Keef Hartley Band : Halfbreed (Deram), UK 1969
Keef Hartley est lui aussi un transfuge des groupes de John Mayall avec qui il apparaît la première fois sur The Blues Alone en 1967 bien que l’album de Mayall où on pourra le mieux apprécier son jeu précis et économe est le superbe Crusade (1967) enregistré avec Mick Taylor (gt), John McVie (b) et Chris Mercer au saxophone ténor. Le premier album du Keef Hartley Band sort chez Deram deux années plus tard et on peut y entendre une conversation téléphonique, intitulée non sans humour Sacked (viré), au cours de laquelle Mayall annonce au batteur qu’il ne fait plus partie des Bluesbreakers (on notera dans la même ligne d’idée le thème de l’instrumental Hartley Quits sur l’album Bare Wires de Mayall).
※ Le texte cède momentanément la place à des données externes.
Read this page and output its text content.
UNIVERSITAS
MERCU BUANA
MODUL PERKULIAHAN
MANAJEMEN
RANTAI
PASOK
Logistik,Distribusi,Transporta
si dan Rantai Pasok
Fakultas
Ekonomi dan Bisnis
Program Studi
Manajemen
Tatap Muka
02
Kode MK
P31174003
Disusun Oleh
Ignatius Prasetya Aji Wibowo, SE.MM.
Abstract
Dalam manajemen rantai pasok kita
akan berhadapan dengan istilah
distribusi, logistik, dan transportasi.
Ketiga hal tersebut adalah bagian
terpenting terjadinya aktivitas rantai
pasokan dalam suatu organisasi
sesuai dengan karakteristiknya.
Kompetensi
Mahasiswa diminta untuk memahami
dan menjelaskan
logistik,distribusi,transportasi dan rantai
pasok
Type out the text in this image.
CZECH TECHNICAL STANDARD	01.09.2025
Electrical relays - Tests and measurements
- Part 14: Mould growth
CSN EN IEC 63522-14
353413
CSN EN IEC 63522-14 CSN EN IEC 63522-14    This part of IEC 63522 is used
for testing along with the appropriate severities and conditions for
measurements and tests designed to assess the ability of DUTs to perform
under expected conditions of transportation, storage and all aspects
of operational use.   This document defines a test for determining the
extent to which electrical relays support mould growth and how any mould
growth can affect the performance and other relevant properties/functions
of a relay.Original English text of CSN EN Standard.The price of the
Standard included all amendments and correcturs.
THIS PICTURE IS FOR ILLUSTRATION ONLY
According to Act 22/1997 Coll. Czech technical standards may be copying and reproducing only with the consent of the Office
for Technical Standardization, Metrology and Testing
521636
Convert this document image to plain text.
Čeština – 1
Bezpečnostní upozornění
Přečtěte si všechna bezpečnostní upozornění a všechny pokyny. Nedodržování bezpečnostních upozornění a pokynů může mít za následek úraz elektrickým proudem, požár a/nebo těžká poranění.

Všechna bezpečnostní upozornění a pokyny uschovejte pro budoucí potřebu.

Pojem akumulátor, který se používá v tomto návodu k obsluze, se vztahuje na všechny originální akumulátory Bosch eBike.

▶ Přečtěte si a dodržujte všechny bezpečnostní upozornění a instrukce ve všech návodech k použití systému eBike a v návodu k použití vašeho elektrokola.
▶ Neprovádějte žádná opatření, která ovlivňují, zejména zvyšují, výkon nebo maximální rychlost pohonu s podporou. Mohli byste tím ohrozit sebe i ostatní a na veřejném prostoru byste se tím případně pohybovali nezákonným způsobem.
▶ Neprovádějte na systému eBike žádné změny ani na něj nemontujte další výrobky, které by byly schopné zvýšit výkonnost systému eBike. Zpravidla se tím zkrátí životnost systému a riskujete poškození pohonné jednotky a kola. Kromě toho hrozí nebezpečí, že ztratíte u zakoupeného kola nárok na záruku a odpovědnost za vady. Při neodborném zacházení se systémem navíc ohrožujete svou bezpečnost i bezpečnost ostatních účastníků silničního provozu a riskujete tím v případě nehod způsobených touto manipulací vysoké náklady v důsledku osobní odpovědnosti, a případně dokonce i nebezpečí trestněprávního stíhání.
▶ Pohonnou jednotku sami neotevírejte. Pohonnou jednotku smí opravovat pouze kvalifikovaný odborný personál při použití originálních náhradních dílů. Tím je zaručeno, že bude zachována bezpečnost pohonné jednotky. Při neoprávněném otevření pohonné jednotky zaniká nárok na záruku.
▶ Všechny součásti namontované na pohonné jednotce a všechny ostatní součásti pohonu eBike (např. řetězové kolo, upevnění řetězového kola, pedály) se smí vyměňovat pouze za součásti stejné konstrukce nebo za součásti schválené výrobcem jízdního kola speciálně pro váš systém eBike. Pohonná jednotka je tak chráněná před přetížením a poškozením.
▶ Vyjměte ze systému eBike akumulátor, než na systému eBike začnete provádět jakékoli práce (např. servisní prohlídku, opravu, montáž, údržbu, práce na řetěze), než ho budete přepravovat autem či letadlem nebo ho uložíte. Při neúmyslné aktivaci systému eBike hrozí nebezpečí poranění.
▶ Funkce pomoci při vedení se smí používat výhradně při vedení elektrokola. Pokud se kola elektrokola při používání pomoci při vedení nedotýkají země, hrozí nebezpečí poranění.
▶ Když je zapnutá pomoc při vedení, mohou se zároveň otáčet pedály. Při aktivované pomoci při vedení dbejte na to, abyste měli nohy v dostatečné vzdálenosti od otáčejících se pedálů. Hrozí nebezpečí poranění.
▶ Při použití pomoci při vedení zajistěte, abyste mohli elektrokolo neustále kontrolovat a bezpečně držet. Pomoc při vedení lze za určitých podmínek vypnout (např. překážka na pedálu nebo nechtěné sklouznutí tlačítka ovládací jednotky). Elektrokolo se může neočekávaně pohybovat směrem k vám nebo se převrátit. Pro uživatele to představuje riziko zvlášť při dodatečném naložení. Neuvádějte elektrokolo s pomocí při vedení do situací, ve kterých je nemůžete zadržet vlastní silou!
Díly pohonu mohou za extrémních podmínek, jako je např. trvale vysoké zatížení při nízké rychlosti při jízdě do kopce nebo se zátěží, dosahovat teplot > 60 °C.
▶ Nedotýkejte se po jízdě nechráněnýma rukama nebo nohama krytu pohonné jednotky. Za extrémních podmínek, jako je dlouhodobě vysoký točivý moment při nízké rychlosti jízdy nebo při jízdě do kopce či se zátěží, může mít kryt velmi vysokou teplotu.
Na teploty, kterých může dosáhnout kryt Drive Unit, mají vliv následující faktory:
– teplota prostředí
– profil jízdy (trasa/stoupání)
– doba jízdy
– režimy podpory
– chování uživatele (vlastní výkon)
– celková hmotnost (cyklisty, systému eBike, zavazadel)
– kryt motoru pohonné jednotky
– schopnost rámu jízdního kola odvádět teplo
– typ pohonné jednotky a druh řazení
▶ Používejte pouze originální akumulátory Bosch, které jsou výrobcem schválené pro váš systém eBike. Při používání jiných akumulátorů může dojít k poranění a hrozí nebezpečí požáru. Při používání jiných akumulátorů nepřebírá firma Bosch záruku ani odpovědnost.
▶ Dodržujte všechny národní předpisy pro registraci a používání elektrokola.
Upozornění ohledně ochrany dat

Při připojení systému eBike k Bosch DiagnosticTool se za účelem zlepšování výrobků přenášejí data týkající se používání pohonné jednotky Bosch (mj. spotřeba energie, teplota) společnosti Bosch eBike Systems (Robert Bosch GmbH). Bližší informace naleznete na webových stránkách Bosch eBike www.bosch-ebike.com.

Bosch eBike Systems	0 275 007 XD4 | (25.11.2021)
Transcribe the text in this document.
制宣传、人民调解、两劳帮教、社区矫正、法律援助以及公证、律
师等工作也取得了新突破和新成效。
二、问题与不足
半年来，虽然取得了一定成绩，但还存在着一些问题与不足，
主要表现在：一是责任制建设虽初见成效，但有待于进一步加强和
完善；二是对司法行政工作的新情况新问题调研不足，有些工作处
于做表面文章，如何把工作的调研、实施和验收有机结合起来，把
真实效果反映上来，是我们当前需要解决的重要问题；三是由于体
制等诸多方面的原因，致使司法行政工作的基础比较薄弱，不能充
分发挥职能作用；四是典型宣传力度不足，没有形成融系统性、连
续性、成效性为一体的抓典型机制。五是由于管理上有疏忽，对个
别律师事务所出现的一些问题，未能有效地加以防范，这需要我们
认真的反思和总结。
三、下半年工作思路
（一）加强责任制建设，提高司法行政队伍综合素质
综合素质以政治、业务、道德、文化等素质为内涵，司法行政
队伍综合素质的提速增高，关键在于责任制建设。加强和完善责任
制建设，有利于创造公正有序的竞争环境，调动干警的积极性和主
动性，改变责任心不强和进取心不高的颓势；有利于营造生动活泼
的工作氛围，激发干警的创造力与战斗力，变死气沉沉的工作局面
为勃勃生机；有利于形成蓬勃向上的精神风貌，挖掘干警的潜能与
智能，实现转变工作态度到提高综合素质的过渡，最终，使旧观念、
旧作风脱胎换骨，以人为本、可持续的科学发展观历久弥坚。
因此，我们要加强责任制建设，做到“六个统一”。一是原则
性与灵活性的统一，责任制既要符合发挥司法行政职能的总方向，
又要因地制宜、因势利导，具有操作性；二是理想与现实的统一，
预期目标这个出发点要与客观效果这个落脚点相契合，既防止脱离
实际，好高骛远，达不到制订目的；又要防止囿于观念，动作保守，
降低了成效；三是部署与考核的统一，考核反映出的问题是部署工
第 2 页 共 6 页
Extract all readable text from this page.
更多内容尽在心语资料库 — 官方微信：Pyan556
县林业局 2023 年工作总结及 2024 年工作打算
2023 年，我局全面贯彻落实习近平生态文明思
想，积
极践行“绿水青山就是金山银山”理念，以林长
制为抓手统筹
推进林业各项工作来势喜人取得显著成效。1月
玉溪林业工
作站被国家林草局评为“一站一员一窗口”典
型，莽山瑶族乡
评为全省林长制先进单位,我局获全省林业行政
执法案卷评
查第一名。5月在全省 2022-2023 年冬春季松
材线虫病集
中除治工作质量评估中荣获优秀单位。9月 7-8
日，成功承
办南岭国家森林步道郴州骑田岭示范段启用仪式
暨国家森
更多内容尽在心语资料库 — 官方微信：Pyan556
Outre Hartley, le groupe est composé de Gary Thain (Uriah Heep), Peter Dino Dines aux claviers ainsi que Spit James et Miller Anderson aux guitares, ce dernier qui officie également comme chanteur réapparaîtra plus tard dans des groupes comme Savoy Brown et T.Rex. A côté de compositions originales, le répertoire comprend deux reprises : le fameux Leaving Trunk de Sleepy John Estes et Think It over/Too Much to Take de B.B. King. Mais, comparé aux autres groupes de Blues anglais, ce qui distingue le Keef Hartley Band est une solide section de cuivres, composée de Henry Lowther et Harry Beckett (trompettes), Lyn Dobson (sax ténor, flûte) et Chris Mercer (sax ténor), qui donne parfois à sa musique un côté jazzy ou plutôt Soul / R&B qui s’amplifiera encore dans ses albums ultérieurs. Dans l’histoire du British Blues, Halfbreed est un disque important par sa vision progressive et qui vaut la peine d’être redécouvert. On ne manquera pas d’admirer la double pochette écarlate du LP avec un Keef Hartley arborant de pied en cap une superbe tenue de guerrier indien des Amériques, une culture à laquelle il semble particulièrement accroché puisqu’elle refera surface à de nombreuses reprises sur ses différentes productions (sans parler de ses apparitions scéniques remarquées). Enfin, sachez que le KHB s’est produit le deuxième jour du festival de Woodstock de 1969, entre John B. Sebastian et Santana, où il a interprété 40 minutes de musique extraite de Halfbreed. Malheureusement, cette prestation de l’un des rares groupes anglais figurant au programme est tombée dans l’oubli total vu qu'elle ne figure sur aucun disque ni bande vidéo du légendaire festival.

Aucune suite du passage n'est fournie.